Abstract
Background
Bioleaching has been attracting attention recent years as an emerging sediment heavy metal pollution remediation technology. However, the use of sulfur powder as sulfur substrate causes the problem of “post-acidification”, and the free bioleaching functional bacteria which are susceptible to environmental impact during reactor operation cannot be used efficiently for multiple rounds. These problems can be solved if the sulfur substrate and the bioleaching functional bacteria can be recycled simultaneously after bioleaching. A new kind of sulfur substrate, the laboratory-made sulfur-covered biochar particles, were used in the bioleaching experiment, compared with sulfur powder and sulfur powder mixed with the surfactant rhamnolipid.
Results
The sulfur-covered biochar particles exhibited superior bioleaching performance, including faster acidification rate, SO 4 2- production rate and heavy metal bioleaching rate, and higher heavy metal solubilization percentage (Ni 33.76%; Cu 66.16%; Zn 65.494%), which was resulted from the acceleration of bioleaching reaction by the bioleaching functional bacteria immobilized on the biochar surface. Otherwise, the sulfur-covered biochar particles could be reused in the second round, and the heavy metal solubilization percentage (Ni32.84%, Cu69.93%, Zn67.17%) was comparable with that of the first round. Nevertheless, the sulfur content became the main limiting factor causing poor bioleaching performance during the third round.
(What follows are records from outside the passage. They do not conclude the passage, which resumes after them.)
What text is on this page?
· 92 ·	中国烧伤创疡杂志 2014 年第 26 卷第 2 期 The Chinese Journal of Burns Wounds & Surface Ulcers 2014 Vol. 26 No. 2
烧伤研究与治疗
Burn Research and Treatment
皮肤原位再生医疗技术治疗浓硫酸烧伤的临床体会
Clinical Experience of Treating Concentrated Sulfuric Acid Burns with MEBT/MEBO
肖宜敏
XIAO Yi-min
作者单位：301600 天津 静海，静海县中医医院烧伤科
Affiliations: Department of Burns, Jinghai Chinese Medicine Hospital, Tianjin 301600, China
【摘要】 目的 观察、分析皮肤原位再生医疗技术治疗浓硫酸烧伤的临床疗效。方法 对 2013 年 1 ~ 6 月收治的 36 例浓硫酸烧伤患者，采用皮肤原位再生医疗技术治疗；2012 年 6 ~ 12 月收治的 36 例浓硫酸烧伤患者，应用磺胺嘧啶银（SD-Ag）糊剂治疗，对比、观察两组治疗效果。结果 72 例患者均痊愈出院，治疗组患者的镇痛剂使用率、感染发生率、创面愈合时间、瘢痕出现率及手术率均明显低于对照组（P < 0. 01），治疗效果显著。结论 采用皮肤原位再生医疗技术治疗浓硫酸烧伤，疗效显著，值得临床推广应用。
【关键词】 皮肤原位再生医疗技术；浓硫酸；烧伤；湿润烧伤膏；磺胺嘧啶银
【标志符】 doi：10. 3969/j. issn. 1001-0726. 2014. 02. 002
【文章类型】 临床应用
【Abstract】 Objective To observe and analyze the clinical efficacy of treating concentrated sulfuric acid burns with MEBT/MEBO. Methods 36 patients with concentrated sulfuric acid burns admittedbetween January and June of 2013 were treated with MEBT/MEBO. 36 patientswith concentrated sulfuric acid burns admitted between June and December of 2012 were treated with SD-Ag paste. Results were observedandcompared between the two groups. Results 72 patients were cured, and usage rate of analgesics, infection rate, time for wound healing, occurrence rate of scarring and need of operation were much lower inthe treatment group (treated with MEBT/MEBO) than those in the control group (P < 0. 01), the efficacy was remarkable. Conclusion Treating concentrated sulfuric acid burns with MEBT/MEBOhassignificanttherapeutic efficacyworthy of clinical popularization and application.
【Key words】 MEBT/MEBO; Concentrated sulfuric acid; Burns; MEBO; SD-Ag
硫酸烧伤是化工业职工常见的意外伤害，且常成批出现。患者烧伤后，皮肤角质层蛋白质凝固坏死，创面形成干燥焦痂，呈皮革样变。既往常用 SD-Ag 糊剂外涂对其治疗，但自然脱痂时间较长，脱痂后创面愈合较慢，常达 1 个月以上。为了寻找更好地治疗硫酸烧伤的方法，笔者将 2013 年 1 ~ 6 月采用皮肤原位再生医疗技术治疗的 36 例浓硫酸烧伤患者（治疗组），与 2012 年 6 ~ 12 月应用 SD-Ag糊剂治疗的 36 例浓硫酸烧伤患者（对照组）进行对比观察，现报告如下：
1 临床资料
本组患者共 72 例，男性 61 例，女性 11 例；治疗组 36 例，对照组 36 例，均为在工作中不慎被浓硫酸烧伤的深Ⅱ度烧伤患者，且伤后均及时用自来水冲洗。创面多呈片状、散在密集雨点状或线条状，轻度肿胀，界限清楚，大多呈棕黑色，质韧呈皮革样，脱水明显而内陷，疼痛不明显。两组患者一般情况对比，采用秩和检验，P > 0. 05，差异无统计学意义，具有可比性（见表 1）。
The sulfur mixed with the surfactant rhamnolipid did not show significant effect in promoting acidification and heavy metal solubilization due to high levels of organic matter and the impact of the low pH value.
Conclusion
The research indicated the laboratory-made sulfur-covered biochar particles could realize the dual immobilization of the bioleaching functional bacteria and the sulfur substrate to support their recycling and reuse in the second bioleaching round. In the future research, the way to maintain the reuse of the sulfur-covered biochar particle for more rounds will be explored.